The impact of remote monitoring (RM) on clinical outcomes in heart failure (HF) patients with cardiac resynchronisation therapy-defibrillator (CRT-D) implantation is controversial. This study sought to evaluate the performance of an RM follow-up protocol using modified criteria of the PARTNERS HF trial in comparison with a conventional follow-up scheme.

Material and methods:
We compared cardiovascular (CV) mortality (primary endpoint) and hospitalisation events for decompensated HF, and the number of ambulatory in-office visits (secondary endpoint) in CRT-D implanted patients with automatic RM utilising daily transmissions (RM group, n = 45) and conventional follow-up (CFU group, n = 43) in a single-centre observational study.

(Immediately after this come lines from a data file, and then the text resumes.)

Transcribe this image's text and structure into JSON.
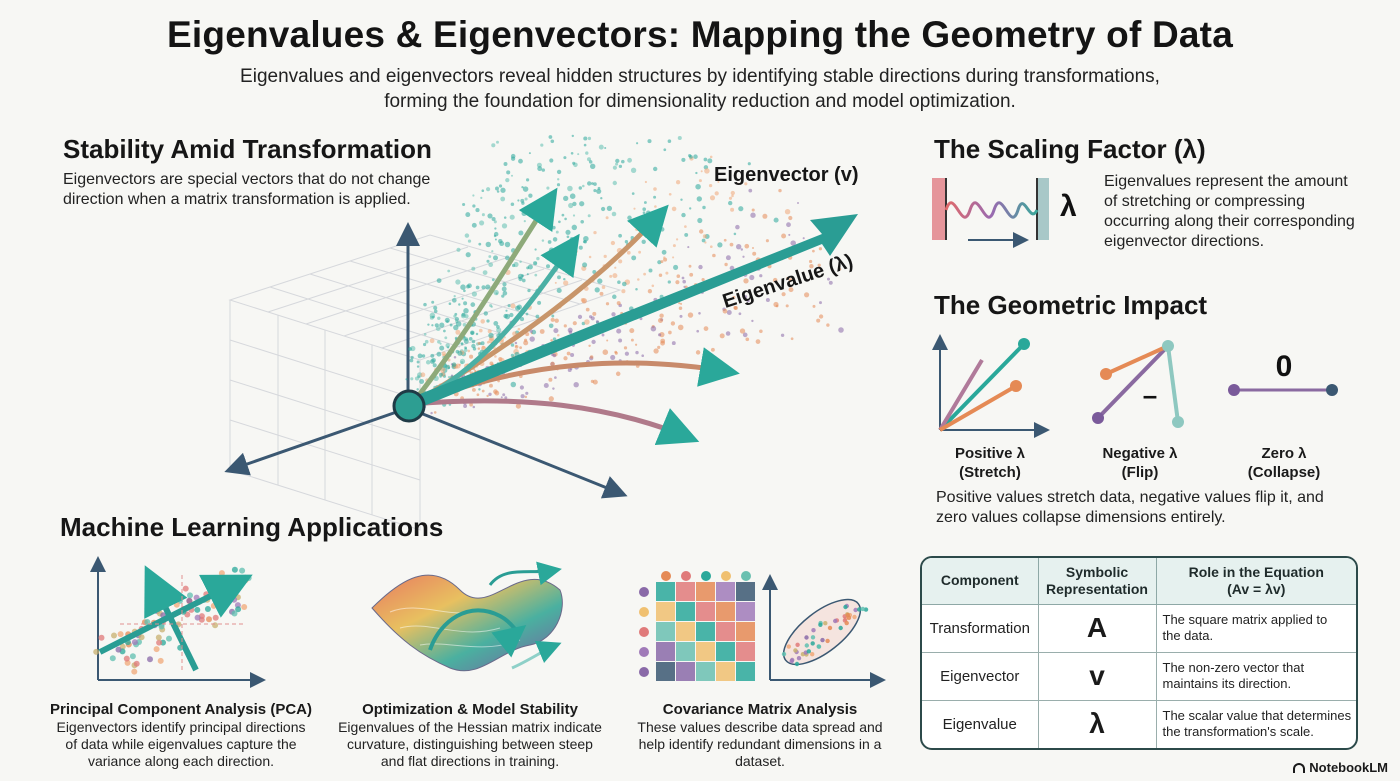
{
  "header": {
    "title": "Eigenvalues & Eigenvectors: Mapping the Geometry of Data",
    "subtitle_line1": "Eigenvalues and eigenvectors reveal hidden structures by identifying stable directions during transformations,",
    "subtitle_line2": "forming the foundation for dimensionality reduction and model optimization."
  },
  "stability": {
    "heading": "Stability Amid Transformation",
    "text_line1": "Eigenvectors are special vectors that do not change",
    "text_line2": "direction when a matrix transformation is applied.",
    "eigenvector_label": "Eigenvector (v)",
    "eigenvalue_label": "Eigenvalue (λ)"
  },
  "scaling": {
    "heading": "The Scaling Factor (λ)",
    "symbol": "λ",
    "text_lines": [
      "Eigenvalues represent the amount",
      "of stretching or compressing",
      "occurring along their corresponding",
      "eigenvector directions."
    ],
    "icon": "spring-icon"
  },
  "geometric": {
    "heading": "The Geometric Impact",
    "cases": [
      {
        "title": "Positive λ",
        "sub": "(Stretch)"
      },
      {
        "title": "Negative λ",
        "sub": "(Flip)"
      },
      {
        "title": "Zero λ",
        "sub": "(Collapse)"
      }
    ],
    "negative_symbol": "–",
    "zero_symbol": "0",
    "summary_line1": "Positive values stretch data, negative values flip it, and",
    "summary_line2": "zero values collapse dimensions entirely."
  },
  "ml": {
    "heading": "Machine Learning Applications",
    "apps": [
      {
        "title": "Principal Component Analysis (PCA)",
        "lines": [
          "Eigenvectors identify principal directions",
          "of data while eigenvalues capture the",
          "variance along each direction."
        ]
      },
      {
        "title": "Optimization & Model Stability",
        "lines": [
          "Eigenvalues of the Hessian matrix indicate",
          "curvature, distinguishing between steep",
          "and flat directions in training."
        ]
      },
      {
        "title": "Covariance Matrix Analysis",
        "lines": [
          "These values describe data spread and",
          "help identify redundant dimensions in a",
          "dataset."
        ]
      }
    ]
  },
  "table": {
    "headers": [
      "Component",
      "Symbolic Representation",
      "Role in the Equation (Av = λv)"
    ],
    "header_lines": [
      [
        "Component"
      ],
      [
        "Symbolic",
        "Representation"
      ],
      [
        "Role in the Equation",
        "(Av = λv)"
      ]
    ],
    "rows": [
      {
        "component": "Transformation",
        "symbol": "A",
        "role_lines": [
          "The square matrix applied to",
          "the data."
        ]
      },
      {
        "component": "Eigenvector",
        "symbol": "v",
        "role_lines": [
          "The non-zero vector that",
          "maintains its direction."
        ]
      },
      {
        "component": "Eigenvalue",
        "symbol": "λ",
        "role_lines": [
          "The scalar value that determines",
          "the transformation's scale."
        ]
      }
    ]
  },
  "brand": "NotebookLM",
  "colors": {
    "teal": "#2aa89a",
    "orange": "#e58a55",
    "purple": "#7a5a9a",
    "navy": "#3b5872"
  }
}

After a median follow-up of 25 months, a significant advantage was seen in the RM group in terms of CV mortality (1 vs. 6 death event, p = 0.04), although RM follow-up was not an independent predictor for CV mortality (HR = 0.882; 95% CI: 0.25–3.09; p = 0.845). Patient CV mortality was independently influenced by hospitalisation events for decompensated HF (HR = 3.24; 95% CI: 8–84; p = 0.022) during follow-up. We observed significantly fewer hospitalisation events for decompensated HF (8 vs. 29 events, p = 0.046) in the RM group. Furthermore, a decreased number of total (161 vs. 263, p < 0.01) and unnecessary ambulatory in-office visits (6 vs. 19, p = 0.012) were seen in the RM group as compared to the CFU group.

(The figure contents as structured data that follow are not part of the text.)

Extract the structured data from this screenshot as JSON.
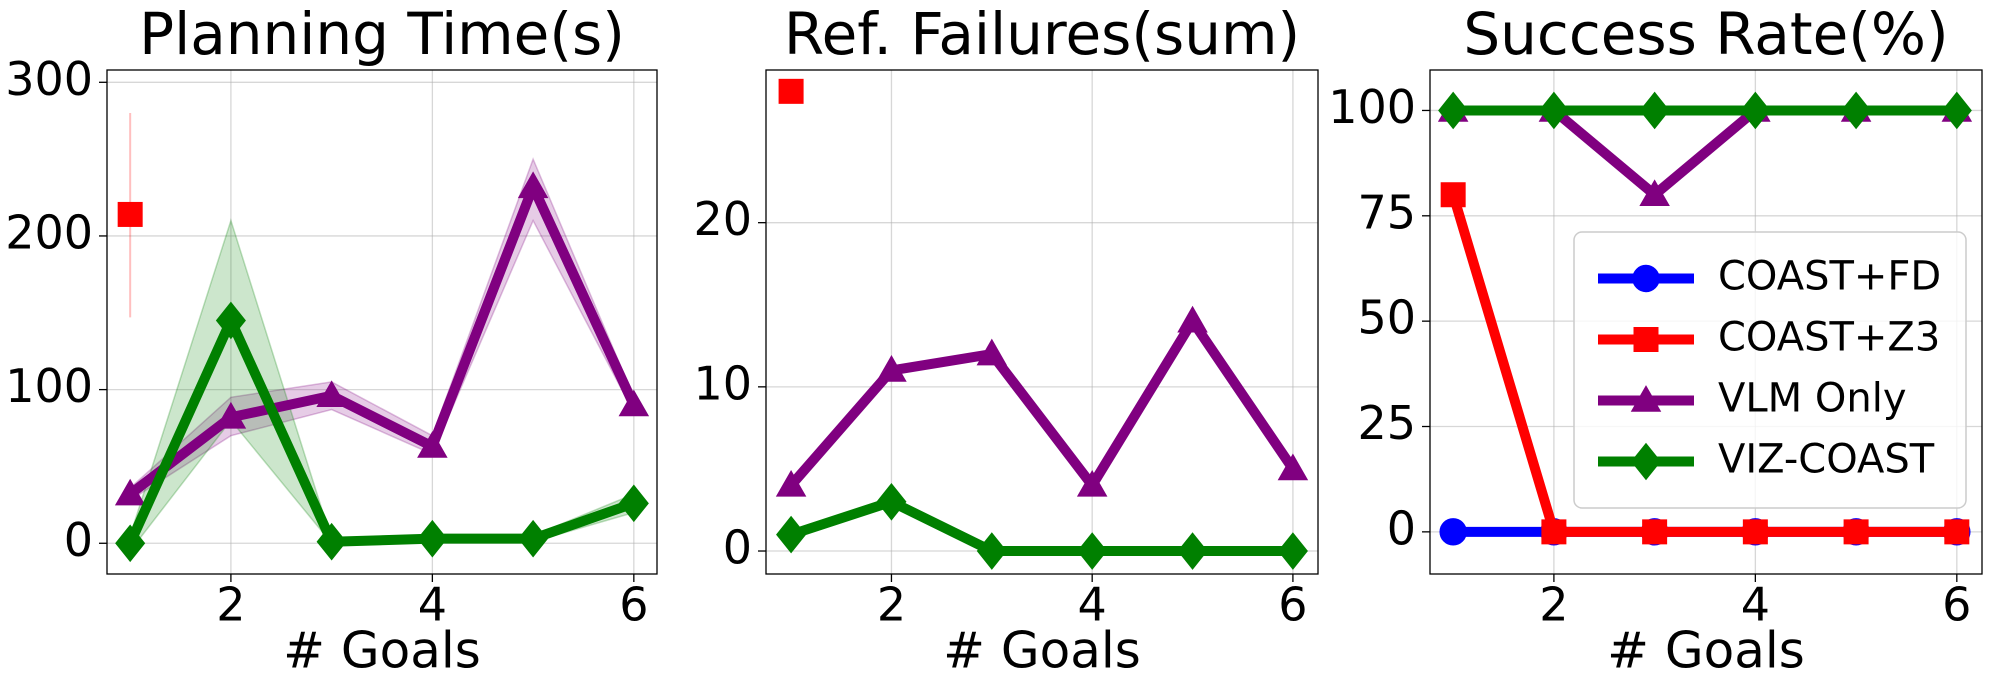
{
  "chart_data": [
    {
      "type": "line",
      "title": "Planning Time(s)",
      "xlabel": "# Goals",
      "x": [
        1,
        2,
        3,
        4,
        5,
        6
      ],
      "xlim": [
        0.77,
        6.23
      ],
      "xticks": [
        2,
        4,
        6
      ],
      "ylim": [
        -20,
        308
      ],
      "yticks": [
        0,
        100,
        200,
        300
      ],
      "grid": true,
      "series": [
        {
          "name": "COAST+Z3",
          "color": "#ff0000",
          "marker": "s",
          "values": [
            214,
            null,
            null,
            null,
            null,
            null
          ],
          "lower": [
            147,
            null,
            null,
            null,
            null,
            null
          ],
          "upper": [
            280,
            null,
            null,
            null,
            null,
            null
          ]
        },
        {
          "name": "VLM Only",
          "color": "#800080",
          "marker": "^",
          "values": [
            32,
            82,
            96,
            63,
            232,
            90
          ],
          "lower": [
            28,
            70,
            87,
            58,
            210,
            85
          ],
          "upper": [
            36,
            95,
            105,
            70,
            250,
            95
          ]
        },
        {
          "name": "VIZ-COAST",
          "color": "#008000",
          "marker": "D",
          "values": [
            0,
            145,
            1,
            3,
            3,
            26
          ],
          "lower": [
            -5,
            80,
            0,
            1,
            1,
            20
          ],
          "upper": [
            5,
            210,
            2,
            4,
            5,
            32
          ]
        }
      ]
    },
    {
      "type": "line",
      "title": "Ref. Failures(sum)",
      "xlabel": "# Goals",
      "x": [
        1,
        2,
        3,
        4,
        5,
        6
      ],
      "xlim": [
        0.75,
        6.25
      ],
      "xticks": [
        2,
        4,
        6
      ],
      "ylim": [
        -1.4,
        29.3
      ],
      "yticks": [
        0,
        10,
        20
      ],
      "grid": true,
      "series": [
        {
          "name": "COAST+Z3",
          "color": "#ff0000",
          "marker": "s",
          "values": [
            28,
            null,
            null,
            null,
            null,
            null
          ]
        },
        {
          "name": "VLM Only",
          "color": "#800080",
          "marker": "^",
          "values": [
            4,
            11,
            12,
            4,
            14,
            5
          ]
        },
        {
          "name": "VIZ-COAST",
          "color": "#008000",
          "marker": "D",
          "values": [
            1,
            3,
            0,
            0,
            0,
            0
          ]
        }
      ]
    },
    {
      "type": "line",
      "title": "Success Rate(%)",
      "xlabel": "# Goals",
      "x": [
        1,
        2,
        3,
        4,
        5,
        6
      ],
      "xlim": [
        0.77,
        6.25
      ],
      "xticks": [
        2,
        4,
        6
      ],
      "ylim": [
        -10,
        109.6
      ],
      "yticks": [
        0,
        25,
        50,
        75,
        100
      ],
      "grid": true,
      "legend": "lower right",
      "series": [
        {
          "name": "COAST+FD",
          "color": "#0000ff",
          "marker": "o",
          "values": [
            0,
            0,
            0,
            0,
            0,
            0
          ]
        },
        {
          "name": "COAST+Z3",
          "color": "#ff0000",
          "marker": "s",
          "values": [
            80,
            0,
            0,
            0,
            0,
            0
          ]
        },
        {
          "name": "VLM Only",
          "color": "#800080",
          "marker": "^",
          "values": [
            100,
            100,
            80,
            100,
            100,
            100
          ]
        },
        {
          "name": "VIZ-COAST",
          "color": "#008000",
          "marker": "D",
          "values": [
            100,
            100,
            100,
            100,
            100,
            100
          ]
        }
      ]
    }
  ]
}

Follow-up of CRT-D patients using automatic RM with daily transmissions based on modified PARTNERS HF criteria enabled more effective ambulatory interventions leading indirectly to improved CV survival. Moreover, RM directly decreased the number of HF hospitalizations and ambulatory follow-up burden compared to CRT-D patients with conventional follow-up.